Peticionaram ainda, nesta sequência, que os réus se abstenham de realizar qualquer trabalho ou intervenção no imóvel sem autorização dos autores, bem como o pagamento, por parte dos réus, de todos os prejuízos que consideram ter sofrido com a perda das árvores e do mato existentes em tal prédio rústico (cerca de 1.000,00 euros), quer com os honorários e despesas associados ao recurso a juízo que os autores fixam, globalmente, em 2.500,00 euros, bem como no pagamento de juros, à taxa legal, contados desde a citação e até efectivo pagamento.

Fundamentando tais pretensões e em síntese, alegaram os autores que por escritura pública de compra e venda, datada de 29 de Agosto de 1980, outorgada no Cartório Notarial de Chaves, os réus J. R. e M. F. venderam aos autores um quinze avos indivisos do prédio rústico composto de terra de cultivo no lugar de ..., tendo os autores, entretanto e na sequência de buscas efectuadas, tomado conhecimento que em 13 de Janeiro de 2005, foram realizadas duas escrituras de compra e venda no Cartório Notarial de Chaves, entre os primeiros e os segundos réus e entre o terceiro e os quartos réus, onde os primeiros réus declararam vender ao réu A. L. e o terceiro réu R. P. declarou vender ao quarto réu marido, metade indivisa do predito prédio rústico, situado no lugar de ....

Mais alegaram os autores que pelo mês de Outubro de 2008, tomaram conhecimento que o réu G. N., arbitrariamente, realizou trabalhos de terraplanagem no mesmo prédio rústico sem autorização/conhecimento dos autores, apropriando-se das árvores e do mato que ali se encontravam e dando-lhes destino desconhecido, provocando aos autores prejuízo não inferior a € 1.000,00.

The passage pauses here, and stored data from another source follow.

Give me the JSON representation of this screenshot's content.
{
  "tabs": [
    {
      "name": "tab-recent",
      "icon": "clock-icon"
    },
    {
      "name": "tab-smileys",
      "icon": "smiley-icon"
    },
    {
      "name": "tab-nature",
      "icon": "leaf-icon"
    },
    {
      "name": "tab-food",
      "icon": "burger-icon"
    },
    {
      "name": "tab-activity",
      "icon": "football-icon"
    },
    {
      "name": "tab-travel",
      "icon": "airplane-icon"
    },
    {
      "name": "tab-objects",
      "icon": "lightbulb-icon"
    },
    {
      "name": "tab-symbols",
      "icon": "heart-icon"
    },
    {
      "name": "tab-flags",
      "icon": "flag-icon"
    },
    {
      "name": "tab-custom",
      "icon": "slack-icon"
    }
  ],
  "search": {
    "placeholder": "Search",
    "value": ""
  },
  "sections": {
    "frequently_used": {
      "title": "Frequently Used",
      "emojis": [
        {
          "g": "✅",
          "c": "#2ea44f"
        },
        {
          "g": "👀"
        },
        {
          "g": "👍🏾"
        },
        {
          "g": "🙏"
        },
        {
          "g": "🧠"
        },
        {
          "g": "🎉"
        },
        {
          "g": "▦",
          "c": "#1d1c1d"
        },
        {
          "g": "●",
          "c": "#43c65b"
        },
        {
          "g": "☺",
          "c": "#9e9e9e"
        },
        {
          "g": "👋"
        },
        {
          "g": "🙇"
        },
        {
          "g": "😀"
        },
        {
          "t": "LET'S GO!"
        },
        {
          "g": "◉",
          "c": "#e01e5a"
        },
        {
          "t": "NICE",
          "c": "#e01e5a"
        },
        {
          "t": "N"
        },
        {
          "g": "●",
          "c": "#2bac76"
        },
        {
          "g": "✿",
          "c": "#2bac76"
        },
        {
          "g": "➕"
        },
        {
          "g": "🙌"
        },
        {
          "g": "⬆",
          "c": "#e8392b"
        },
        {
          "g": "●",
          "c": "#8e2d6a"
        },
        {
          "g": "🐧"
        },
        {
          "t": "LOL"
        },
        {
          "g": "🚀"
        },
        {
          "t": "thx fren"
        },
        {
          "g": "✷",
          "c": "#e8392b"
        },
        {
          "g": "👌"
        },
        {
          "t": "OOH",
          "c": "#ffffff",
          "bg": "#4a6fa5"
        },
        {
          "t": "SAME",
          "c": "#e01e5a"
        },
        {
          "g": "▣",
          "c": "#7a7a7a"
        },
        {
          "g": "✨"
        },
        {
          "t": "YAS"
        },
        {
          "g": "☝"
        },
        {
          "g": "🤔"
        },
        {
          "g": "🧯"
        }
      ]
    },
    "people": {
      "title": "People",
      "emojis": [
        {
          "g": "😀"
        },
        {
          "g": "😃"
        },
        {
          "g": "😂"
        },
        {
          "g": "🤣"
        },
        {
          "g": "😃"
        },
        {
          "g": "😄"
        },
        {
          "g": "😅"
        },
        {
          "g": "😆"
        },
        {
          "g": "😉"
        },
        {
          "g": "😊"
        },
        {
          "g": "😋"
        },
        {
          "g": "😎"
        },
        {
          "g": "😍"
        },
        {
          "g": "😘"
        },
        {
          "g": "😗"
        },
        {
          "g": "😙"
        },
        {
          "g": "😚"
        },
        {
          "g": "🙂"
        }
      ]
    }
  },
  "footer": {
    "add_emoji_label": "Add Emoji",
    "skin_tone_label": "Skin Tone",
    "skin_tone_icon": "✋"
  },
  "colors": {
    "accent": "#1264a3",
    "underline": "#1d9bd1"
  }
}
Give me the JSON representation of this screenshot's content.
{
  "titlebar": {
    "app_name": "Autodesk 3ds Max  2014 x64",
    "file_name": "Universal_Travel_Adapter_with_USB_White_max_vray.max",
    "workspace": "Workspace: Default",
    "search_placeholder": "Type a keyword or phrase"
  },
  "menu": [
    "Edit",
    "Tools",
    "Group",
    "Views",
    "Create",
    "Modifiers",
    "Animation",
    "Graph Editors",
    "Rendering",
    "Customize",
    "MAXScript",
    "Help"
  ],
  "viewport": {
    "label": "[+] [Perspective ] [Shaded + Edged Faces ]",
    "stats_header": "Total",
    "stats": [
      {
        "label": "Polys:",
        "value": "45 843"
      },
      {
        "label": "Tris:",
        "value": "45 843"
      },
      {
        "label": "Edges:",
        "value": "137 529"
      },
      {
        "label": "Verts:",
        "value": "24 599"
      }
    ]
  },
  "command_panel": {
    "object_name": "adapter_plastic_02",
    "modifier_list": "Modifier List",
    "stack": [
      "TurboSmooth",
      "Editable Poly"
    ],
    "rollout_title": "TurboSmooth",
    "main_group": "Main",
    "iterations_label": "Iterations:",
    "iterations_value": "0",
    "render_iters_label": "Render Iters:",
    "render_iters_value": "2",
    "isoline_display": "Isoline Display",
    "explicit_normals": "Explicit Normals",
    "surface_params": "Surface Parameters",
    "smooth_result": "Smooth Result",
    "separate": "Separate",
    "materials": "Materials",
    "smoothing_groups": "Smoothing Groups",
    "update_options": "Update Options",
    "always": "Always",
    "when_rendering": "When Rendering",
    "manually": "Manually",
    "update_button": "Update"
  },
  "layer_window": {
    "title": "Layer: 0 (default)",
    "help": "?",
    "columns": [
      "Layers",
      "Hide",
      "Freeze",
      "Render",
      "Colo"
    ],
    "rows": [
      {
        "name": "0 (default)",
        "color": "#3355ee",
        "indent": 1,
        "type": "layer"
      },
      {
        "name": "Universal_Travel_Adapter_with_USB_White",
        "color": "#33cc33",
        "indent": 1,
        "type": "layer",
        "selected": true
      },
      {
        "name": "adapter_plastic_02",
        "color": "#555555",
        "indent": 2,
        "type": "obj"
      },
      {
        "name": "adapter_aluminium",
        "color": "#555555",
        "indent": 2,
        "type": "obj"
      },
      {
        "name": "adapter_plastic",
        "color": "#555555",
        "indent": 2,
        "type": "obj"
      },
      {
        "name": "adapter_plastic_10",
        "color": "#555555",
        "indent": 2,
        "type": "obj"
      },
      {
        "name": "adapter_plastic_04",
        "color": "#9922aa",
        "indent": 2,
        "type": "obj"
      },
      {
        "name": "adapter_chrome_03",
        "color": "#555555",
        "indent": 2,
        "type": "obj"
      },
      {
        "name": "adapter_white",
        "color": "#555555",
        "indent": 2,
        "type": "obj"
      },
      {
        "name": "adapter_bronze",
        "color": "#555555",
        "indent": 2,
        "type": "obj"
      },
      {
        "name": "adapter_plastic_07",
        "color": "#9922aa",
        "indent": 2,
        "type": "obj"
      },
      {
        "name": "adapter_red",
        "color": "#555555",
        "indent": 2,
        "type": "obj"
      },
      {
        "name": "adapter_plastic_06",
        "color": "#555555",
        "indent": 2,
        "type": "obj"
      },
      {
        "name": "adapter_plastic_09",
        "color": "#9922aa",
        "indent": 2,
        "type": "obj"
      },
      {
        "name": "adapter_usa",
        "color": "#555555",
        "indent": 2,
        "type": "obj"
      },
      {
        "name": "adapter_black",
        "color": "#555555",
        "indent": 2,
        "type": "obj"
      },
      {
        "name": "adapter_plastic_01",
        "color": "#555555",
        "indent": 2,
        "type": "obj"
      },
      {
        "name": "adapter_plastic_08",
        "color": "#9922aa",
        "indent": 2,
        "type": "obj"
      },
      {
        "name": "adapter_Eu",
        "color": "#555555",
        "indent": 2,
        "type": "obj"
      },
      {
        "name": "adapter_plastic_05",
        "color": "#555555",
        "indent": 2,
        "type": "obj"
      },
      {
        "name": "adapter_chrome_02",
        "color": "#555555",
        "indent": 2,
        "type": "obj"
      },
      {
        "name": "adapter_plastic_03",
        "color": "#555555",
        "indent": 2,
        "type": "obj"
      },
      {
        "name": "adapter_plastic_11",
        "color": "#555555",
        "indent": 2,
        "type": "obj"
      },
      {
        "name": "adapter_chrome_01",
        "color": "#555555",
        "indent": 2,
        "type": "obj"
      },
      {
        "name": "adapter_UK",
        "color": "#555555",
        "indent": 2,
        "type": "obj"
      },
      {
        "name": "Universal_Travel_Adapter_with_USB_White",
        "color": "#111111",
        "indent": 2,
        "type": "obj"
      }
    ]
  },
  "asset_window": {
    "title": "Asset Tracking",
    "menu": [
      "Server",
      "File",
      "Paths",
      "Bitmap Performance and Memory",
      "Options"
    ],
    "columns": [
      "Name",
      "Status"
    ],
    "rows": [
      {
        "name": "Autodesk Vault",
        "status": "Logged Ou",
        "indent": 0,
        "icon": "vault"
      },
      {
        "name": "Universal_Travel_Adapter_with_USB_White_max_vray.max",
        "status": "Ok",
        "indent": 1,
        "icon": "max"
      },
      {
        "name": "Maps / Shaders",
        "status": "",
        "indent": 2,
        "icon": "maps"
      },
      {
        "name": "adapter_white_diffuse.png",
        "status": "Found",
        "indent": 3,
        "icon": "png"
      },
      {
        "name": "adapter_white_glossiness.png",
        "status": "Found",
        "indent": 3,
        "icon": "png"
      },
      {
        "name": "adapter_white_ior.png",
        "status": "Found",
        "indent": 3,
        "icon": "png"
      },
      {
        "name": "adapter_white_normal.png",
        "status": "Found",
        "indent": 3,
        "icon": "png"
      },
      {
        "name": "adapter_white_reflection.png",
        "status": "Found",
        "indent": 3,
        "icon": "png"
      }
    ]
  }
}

Os réus A. L., L. L., G. N. e I. T. contestaram, impugnando os factos alegados pelos autores e pugnando pela improcedência da acção, invocando entre o mais, desconhecer, sem culpa, toda a factualidade inerente à compra invocada pelos autores, designadamente a outorga da escritura pública correspondente.

A fls. 87 a 88 dos autos foi proferido despacho no qual se decidiu julgar verificada a excepção dilatória de falta de personalidade judiciária dos réus J. R. e M. F. e, consequentemente, se indeferiu liminarmente a petição inicial relativamente aos mesmos réus.

Os autores deduziram incidente de intervenção principal provocada das heranças ilíquidas e indivisas abertas por óbito de J. R. e M. F., tendo-se proferido despacho de deferimento do predito incidente e determinado a citação dos intervenientes/chamados.

Por duas vezes foi designada data para realização da audiência prévia, tendo em vista o conhecimento imediato do mérito da causa, tendo sido proferidos os despachos saneadores sentença de fls. 238 e ss. datado de 25/05/2016 e de fls. 302 e ss. datado de 13/06/2017, dos quais houve interposição de recurso pelos autores, tendo sido ambos anulados por acórdãos do Tribunal da Relação de Guimarães de 16/02/2017 a fls. 273 e ss. e 18/01/2018 a fls. 334 e ss., com os fundamentos ali descriminados.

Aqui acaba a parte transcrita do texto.